Qualche volta mi siedo guardando le mie colline e mi chiedo: "Mi voglio così bene come ne voglio a mio figlio, ai miei fiori, agli alberi a cui sono riconoscente ogni giorno?"
La risposta è, evidentemente, nelle righe qui sopra. 

p.s. Il mio amore per i fiori viene espresso, come ogni mese, anche su altri siti. Mi piacerebbe riuscire a coinvolgervi tutti perché, vi assicuro, la passione per il verde non richiede solo energia. Sa regalare molto. Leggete qui e qui :)

mercoledì 6 agosto 2014

All'ombra

La campagna vendite è finita e grandi progetti sono pronti per il nostro giardino.
Pensavo di buttarmi a capofitto nei lavori e invece mi sto riposando un po'. E chi lo avrebbe mai detto: anche io so stare ferma.

I temporali che arrivano la sera mi fanno felice. Se non fosse per la violenza dei tuoni sopra la nostra testa, ne sarei addirittura entusiasta.
Dicono, però, che ci saranno giorni di bel tempo e questo per me significa del lavoro in più nelle nuove bordure che hanno bisogno di essere innaffiate. Pazienza, quello che decide la natura non si può contrastare.

Forse sto diventando troppo zen. O forse non lo si è mai troppo.
In effetti, però, in questi giorni sono molto meno rigida anche con Francesco, che ai miei "sì" risponde con espressioni meravigliate e un po' diffidenti.
A volte anche io, dopo avergli accordato qualcosa, giro l'angolo e sorrido sentendomi molto buona :)
E' vacanza anche per lui.
E sta crescendo, lo sta facendo con coraggio misto ad impegno e io non posso non considerare le sue piccole grandi esigenze.

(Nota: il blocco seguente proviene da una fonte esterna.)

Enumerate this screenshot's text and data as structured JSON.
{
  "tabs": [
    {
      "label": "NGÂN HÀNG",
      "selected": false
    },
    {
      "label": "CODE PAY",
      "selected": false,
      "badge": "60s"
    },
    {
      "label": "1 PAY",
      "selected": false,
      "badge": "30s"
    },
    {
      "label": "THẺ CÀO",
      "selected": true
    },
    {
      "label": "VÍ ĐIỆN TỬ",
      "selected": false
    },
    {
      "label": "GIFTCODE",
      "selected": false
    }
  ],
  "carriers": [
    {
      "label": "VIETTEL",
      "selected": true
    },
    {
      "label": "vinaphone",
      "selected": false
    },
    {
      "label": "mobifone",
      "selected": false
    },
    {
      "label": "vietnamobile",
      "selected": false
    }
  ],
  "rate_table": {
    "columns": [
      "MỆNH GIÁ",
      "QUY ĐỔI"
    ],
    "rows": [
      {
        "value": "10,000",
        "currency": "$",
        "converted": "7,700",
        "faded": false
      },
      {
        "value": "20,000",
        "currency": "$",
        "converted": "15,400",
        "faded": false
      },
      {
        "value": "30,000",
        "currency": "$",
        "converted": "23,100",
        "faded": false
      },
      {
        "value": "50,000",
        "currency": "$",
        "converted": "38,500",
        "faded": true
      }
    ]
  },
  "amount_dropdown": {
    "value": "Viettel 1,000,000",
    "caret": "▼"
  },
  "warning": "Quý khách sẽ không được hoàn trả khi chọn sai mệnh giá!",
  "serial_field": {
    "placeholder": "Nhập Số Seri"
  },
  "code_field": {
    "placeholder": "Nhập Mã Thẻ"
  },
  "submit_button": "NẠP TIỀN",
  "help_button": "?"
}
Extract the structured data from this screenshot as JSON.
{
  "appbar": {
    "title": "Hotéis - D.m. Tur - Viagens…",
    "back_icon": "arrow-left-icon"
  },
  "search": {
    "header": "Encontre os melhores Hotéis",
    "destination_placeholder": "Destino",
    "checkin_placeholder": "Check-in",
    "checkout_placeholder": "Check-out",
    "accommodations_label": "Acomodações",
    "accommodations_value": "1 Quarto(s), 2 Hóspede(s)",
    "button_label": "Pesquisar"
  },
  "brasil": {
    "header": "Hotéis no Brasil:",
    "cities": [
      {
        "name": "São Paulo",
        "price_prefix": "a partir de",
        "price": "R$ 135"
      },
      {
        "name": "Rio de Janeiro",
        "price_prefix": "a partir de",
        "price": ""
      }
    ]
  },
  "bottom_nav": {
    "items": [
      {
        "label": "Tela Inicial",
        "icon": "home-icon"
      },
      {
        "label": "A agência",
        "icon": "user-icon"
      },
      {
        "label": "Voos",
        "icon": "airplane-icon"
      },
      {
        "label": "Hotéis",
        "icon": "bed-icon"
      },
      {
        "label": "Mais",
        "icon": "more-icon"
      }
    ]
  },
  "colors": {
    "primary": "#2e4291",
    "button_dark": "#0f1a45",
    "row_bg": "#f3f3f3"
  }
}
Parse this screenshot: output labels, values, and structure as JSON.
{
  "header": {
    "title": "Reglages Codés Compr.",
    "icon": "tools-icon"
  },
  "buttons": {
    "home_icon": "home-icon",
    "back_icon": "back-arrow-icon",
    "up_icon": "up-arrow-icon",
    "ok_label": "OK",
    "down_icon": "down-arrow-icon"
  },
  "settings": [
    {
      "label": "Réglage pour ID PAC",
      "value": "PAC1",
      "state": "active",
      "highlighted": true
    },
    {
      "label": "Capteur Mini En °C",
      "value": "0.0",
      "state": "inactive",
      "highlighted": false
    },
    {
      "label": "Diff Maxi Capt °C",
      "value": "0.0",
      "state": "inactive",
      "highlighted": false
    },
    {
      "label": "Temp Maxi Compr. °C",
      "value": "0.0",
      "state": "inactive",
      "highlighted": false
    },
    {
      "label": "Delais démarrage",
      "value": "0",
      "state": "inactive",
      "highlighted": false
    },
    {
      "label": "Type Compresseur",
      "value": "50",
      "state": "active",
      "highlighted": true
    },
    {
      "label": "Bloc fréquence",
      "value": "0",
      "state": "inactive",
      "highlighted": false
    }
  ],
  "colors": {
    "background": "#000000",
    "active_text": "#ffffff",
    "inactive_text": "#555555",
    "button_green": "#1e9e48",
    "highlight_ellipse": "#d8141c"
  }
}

Oggi abbiamo giocato a monopoli, all'ombra degli alberi. Turbo ci disturbava un po', in effetti, ma siamo stati lì per ore, su un asciugamano steso sull'erba tagliata la sera prima.
Intorno c'era solo il nostro verde. 
E le nostre rose.



p.s. A proposito di verde, qui e qui ci sono piccoli consigli per voi. Mi piacerebbe sapere se li avete seguiti. Davvero.

lunedì 7 luglio 2014

Francesco compie 8 anni

Oggi Francesco compie 8 anni.

Prima di nascere, verso le cinque del pomeriggio, aveva le lettere che sua madre gli aveva scritto a partire dal giorno in cui aveva fatto il test di gravidanza e aveva sentito un fiume in piena travolgerla. Quel giorno d'inverno in cui di solito ricordava la morte di suo padre. 
Prima di nascere, Francesco aveva i sogni che pulsavano nel cuore di sua madre e sentiva la vita, ne sono certa, e i viaggi in cui se l'era portato dietro, protetto dalla pancia. 
Prima di nascere, Francesco aveva capito che sua madre non sopportava le persone lente e pigre e quindi, rispettando le tradizioni di famiglia, non aveva perso un attimo. 
Prima di nascere Francesco aveva molti progetti e immagini confuse di come sarebbe stato affrontare la vita e amarla, spremerla, non sprecare un attimo, come sua madre gli aveva scritto in quelle lettere appese al soffito di legno della sua camera. 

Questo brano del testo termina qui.